The statement from Wal-Mart said that they pulled the Enfamil out of "an abundance of caution." The death occurred on Sunday, but they have not had time to do a full investigation. They said that the particular batch in question tested negative for the rare bacteria that the hospital indicated the baby had. There is the possibility that the water used by the parents to mix the formula might have been the agent. It is also possible that they fed the baby an old bottle, not freshly prepared.

It is pretty early to make the switch, but if it would put your mind at ease, you might want to try a different brand of forumla.

But, to answer your original question--I agree that it is not a hard & fast rule, and I also have an 8 month old, use Enfamil, and am considering switching to whole milk or a different formula until more details are known.
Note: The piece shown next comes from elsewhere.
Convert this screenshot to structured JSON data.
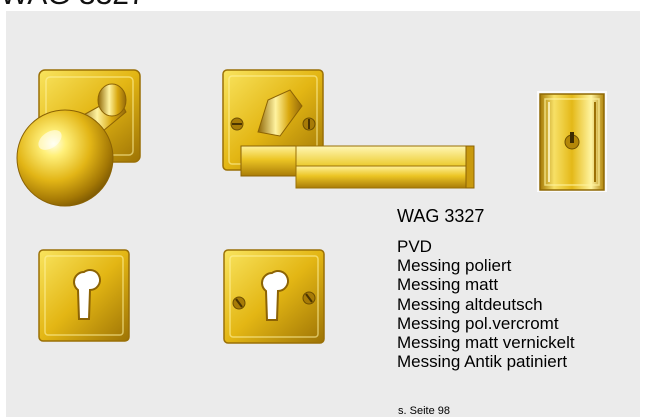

I'm going to talk to my husband when he gets home to see what he thinks. My mother switched my oldest brother to whole milk when he was just a few months old, despite her doctors' objections, because he couldn't tolerate it. He did just fine, and actually, was the healthiest kid in our family.



answers from San Francisco on

I would say from experience not to give cows milk. Like Dawn mentions below ,giving cows milk can cause your little one to develop an allergy to dairy. This happened to me with my first born daughter. I was unaware of the seriousness about this and when she self weaned at 10 months old I started supplementing with milk . She ended up with an allergy to dairy that showed up later that second year with belly aches. She is mostly over it now at 14 years old but it really was a painful condition for her with certain foods that had dairy in them especially straight milk. To this day she drinks rice milk even though her stomach has improved. So please wait the recommended time frame and some babies even need longer. Each is different. None of my other 3 children developed this condition but I waited the full first year and longer for some to introduce milk. I still feel badly for my young and uneducated decision to give my first baby milk to early. At least your asking and informing yourself. Love mama source for that!


answers from Chicago on

I switched my son at 11mos, and my daughter at 10mos.
We have no family history or experience with dairy allergies and intolerances, and I was very tired of paying for formula (even after I switched from Enfamil to Target's brand a 6mos with each of them).

You're right. They are guidelines and unless you have a family history of issues to pay attention to, there is no reason to prolong something just because a book says you should. Good for you for figuring that out!!